Jr. Food Stores is a chain of convenience stores operating in south central Kentucky and northern Middle Tennessee, with approximately 41 retail locations. It is owned by Houchens Industries.

The chain is not related to Jr. Food Mart (founded 1960), which is an outgrowth of the now-defunct Jitney Jungle supermarket chain and continues to operate convenience stores in Alabama, Mississippi, and Louisiana, or the now-defunct Jr. Food Stores chain based in Panama City, Florida (founded 1961), which had locations in five Gulf Coast states and was sold in 1995.

==History==
Jr. Food Stores was founded in 1969 by Lester D. Reeves and the Reeves family of Bowling Green, Kentucky, who operated up to 9 larger supermarkets called Reeves Food Centers in and around their hometown.

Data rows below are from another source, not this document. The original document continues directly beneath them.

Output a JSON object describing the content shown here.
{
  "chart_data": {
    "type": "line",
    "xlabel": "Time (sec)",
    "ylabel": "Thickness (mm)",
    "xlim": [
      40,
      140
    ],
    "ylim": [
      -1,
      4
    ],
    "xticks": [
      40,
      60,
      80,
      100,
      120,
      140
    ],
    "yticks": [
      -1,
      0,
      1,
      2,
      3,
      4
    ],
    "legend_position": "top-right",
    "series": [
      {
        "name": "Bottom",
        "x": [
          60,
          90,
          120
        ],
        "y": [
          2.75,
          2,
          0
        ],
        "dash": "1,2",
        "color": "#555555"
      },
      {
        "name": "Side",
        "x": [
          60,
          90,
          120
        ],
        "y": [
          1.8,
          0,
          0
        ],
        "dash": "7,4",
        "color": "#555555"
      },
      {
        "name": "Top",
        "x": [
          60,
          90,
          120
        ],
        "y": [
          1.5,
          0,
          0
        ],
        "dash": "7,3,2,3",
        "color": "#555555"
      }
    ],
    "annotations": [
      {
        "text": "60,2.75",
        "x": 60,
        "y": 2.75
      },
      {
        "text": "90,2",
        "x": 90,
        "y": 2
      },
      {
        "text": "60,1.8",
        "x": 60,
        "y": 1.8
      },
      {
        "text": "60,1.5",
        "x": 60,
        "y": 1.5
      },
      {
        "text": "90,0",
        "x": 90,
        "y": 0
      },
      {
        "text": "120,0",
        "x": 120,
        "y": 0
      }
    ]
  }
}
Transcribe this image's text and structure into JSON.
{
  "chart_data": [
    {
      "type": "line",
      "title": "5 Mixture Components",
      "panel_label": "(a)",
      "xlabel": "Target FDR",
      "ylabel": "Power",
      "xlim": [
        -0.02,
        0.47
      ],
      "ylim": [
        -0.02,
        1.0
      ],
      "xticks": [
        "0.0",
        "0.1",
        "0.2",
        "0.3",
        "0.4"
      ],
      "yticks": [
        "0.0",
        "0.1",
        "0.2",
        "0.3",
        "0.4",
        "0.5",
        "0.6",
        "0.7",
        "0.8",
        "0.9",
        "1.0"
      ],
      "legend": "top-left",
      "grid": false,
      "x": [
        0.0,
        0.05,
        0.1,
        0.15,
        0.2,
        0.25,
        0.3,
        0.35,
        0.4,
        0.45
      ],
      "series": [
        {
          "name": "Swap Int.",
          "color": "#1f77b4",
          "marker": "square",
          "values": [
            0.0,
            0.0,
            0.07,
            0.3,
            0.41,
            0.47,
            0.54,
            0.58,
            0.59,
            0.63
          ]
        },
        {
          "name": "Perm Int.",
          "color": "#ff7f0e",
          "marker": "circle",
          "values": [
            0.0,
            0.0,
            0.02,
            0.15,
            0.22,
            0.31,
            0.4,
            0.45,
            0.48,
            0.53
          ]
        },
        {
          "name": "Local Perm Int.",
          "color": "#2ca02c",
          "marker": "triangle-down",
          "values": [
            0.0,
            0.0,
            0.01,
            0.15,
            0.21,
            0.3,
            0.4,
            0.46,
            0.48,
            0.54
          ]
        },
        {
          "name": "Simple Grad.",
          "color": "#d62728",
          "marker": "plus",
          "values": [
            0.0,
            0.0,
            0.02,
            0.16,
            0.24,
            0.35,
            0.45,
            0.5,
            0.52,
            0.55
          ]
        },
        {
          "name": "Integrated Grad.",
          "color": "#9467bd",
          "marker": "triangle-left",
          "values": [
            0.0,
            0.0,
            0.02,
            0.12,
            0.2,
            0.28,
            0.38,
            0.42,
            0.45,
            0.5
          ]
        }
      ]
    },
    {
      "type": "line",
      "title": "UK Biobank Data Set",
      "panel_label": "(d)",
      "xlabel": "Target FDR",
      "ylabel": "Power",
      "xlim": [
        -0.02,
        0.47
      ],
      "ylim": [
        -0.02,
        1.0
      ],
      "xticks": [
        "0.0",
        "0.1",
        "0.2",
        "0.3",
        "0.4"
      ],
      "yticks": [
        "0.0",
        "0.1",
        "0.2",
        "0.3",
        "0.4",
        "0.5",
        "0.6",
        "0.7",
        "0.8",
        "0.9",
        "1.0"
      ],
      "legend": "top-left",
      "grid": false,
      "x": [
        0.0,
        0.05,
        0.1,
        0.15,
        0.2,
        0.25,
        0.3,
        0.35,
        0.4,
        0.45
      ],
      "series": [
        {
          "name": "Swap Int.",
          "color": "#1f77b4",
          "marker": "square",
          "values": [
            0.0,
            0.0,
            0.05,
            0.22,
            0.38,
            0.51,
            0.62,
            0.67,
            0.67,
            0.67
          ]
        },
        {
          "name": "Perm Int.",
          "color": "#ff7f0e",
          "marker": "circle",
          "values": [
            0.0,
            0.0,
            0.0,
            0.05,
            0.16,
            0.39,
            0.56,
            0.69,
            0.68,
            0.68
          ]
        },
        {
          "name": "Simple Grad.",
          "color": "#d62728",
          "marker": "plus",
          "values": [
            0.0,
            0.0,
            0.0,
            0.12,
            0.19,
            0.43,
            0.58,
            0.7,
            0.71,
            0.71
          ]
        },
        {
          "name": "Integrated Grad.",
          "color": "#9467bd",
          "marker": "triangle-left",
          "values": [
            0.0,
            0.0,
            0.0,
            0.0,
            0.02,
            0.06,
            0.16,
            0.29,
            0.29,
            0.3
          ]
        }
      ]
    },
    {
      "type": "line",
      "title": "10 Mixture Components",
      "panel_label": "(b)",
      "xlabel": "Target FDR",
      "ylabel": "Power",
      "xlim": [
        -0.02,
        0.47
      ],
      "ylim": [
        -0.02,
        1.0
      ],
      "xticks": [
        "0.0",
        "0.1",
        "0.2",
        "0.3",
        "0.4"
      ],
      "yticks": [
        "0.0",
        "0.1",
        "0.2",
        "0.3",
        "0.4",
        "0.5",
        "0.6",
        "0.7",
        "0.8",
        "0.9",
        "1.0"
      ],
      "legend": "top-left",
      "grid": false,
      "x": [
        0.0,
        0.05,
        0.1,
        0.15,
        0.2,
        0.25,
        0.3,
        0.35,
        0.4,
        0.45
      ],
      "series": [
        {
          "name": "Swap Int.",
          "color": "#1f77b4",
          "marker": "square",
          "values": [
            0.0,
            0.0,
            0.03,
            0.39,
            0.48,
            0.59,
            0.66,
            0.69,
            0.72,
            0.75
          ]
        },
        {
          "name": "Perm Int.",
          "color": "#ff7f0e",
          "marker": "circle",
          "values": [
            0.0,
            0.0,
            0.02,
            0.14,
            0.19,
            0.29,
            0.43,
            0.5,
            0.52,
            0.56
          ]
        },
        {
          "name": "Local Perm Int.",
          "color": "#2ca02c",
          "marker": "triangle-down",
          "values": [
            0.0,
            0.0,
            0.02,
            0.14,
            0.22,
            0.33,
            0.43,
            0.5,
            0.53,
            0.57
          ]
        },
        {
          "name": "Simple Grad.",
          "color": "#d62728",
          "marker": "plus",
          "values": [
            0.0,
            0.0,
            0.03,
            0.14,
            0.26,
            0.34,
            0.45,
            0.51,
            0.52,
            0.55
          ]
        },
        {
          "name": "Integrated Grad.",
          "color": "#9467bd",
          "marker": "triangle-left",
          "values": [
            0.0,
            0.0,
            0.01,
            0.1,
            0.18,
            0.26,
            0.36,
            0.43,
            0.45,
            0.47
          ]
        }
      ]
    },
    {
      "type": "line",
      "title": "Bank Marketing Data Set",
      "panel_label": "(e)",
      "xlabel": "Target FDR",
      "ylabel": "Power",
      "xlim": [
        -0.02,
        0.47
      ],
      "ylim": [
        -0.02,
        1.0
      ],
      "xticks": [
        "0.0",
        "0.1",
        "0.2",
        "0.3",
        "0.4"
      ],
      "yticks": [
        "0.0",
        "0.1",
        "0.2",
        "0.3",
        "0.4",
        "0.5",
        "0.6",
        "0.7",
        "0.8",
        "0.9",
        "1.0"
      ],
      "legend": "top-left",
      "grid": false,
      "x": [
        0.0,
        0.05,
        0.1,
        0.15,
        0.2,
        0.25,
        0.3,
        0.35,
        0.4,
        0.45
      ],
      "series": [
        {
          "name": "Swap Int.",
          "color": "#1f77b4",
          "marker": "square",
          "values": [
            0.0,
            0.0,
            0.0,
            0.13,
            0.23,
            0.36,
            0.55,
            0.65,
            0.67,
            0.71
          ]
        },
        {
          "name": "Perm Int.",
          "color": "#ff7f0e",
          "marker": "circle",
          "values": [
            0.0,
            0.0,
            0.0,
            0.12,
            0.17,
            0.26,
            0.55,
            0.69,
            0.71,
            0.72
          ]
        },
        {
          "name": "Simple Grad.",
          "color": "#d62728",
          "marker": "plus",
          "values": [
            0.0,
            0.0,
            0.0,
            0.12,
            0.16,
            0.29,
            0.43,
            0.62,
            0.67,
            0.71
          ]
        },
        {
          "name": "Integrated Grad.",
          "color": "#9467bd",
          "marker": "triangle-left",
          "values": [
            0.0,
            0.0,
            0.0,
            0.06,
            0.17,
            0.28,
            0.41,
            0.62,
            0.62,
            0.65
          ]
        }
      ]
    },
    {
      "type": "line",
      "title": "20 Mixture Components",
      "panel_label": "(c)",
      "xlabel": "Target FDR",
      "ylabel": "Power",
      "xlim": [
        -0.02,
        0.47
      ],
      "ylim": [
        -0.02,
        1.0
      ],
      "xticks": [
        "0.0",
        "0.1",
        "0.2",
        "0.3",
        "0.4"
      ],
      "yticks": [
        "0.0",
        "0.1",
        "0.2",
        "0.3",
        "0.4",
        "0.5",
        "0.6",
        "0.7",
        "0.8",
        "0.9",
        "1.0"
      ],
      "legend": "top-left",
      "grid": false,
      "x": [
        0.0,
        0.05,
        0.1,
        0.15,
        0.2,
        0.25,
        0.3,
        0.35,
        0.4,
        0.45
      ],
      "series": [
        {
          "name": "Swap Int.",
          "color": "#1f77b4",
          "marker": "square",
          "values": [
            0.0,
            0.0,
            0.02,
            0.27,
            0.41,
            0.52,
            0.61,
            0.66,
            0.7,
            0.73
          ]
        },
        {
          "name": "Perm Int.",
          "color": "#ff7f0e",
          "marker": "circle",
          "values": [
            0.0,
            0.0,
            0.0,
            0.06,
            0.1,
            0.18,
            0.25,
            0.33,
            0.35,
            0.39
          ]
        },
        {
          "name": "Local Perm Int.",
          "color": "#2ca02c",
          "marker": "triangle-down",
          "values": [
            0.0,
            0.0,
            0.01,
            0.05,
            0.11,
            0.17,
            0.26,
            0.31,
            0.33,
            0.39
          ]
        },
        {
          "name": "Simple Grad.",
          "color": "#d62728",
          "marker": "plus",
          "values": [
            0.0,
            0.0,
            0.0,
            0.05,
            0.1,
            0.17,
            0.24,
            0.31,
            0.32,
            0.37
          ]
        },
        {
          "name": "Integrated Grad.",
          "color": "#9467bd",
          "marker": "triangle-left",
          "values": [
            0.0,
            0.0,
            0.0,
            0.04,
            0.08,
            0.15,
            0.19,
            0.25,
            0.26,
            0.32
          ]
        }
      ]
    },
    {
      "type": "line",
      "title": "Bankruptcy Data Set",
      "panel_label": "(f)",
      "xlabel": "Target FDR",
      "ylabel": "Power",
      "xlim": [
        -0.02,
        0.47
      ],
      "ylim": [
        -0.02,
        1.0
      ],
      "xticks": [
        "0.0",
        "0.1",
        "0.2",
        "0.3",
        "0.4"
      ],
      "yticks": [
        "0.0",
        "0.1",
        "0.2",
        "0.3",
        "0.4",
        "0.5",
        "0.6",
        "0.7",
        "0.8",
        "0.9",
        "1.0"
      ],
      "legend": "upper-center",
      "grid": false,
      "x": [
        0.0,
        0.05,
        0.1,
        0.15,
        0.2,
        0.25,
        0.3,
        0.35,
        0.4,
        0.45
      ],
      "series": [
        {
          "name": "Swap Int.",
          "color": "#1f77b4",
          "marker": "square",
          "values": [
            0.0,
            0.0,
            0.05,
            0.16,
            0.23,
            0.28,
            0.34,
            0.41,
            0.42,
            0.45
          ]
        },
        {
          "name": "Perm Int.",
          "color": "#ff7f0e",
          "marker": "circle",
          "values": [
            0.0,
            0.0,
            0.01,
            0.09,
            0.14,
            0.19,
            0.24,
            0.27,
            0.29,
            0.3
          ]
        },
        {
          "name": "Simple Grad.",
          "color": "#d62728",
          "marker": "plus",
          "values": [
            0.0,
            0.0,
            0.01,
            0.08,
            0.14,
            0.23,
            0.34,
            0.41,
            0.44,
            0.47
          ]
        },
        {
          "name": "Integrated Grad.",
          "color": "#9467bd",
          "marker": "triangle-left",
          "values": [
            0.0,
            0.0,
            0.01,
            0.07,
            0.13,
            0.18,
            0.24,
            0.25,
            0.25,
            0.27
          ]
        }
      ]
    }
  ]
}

On June 2, 1984, after 30 years operation, the supermarkets were sold. Six were purchased by Reeves Food Centers, Inc. employees, Steve Riley, who was a vice president with the company, and David Huffman, a supervisor. The other 3 stores, located in Cave City, Greensburg and Munfordville, Kentucky, were sold to out-of-town investors.

The first Jr. Food Store opened in January 1969 in the 1400 block of Adams Street in Bowling Green, KY. Lester Reeves founded the company and eventually 2 of his sons worked directly in the business. The oldest son, Alan Reeves, joined the company in 1973, was appointed to director of marketing in 1976 and was promoted to vice president, director of operations in August 1981. Alan Reeves was appointed to the position of president in July 1988, a position he held until the company was sold. The youngest son of Lester Reeves, Robin Reeves, also joined the company in 1982, and after serving as director of gasoline marketing, was appointed to director of marketing in October 1992, and then vice president of marketing in February 1994.

The chain grew both by opening new stores and through strategic acquisitions of existing stores. In the early 1970s, Jr. Food Stores purchased Witty's Super Sak in Edmonton, Kentucky. In April 1982, Jr. Food Stores acquired 3 Tucker's Minit Marts located in Bowling Green, KY, bringing the total operations to 39 stores. Six locations were purchased in October 1983 in Radcliff and Elizabethtown, Kentucky from Blue Bird Food Marts. In March 1986, Jr. Food Stores purchased Dixon's 21st Street Market, which was owned by Seldon and Ann Dixon, adding to the 45 other stores owned at that time.

In May 1998, the Reeves family sold the convenience stores to their former cross-town competitor Houchens Industries, who operate smaller supermarkets in towns and cities surrounding Bowling Green.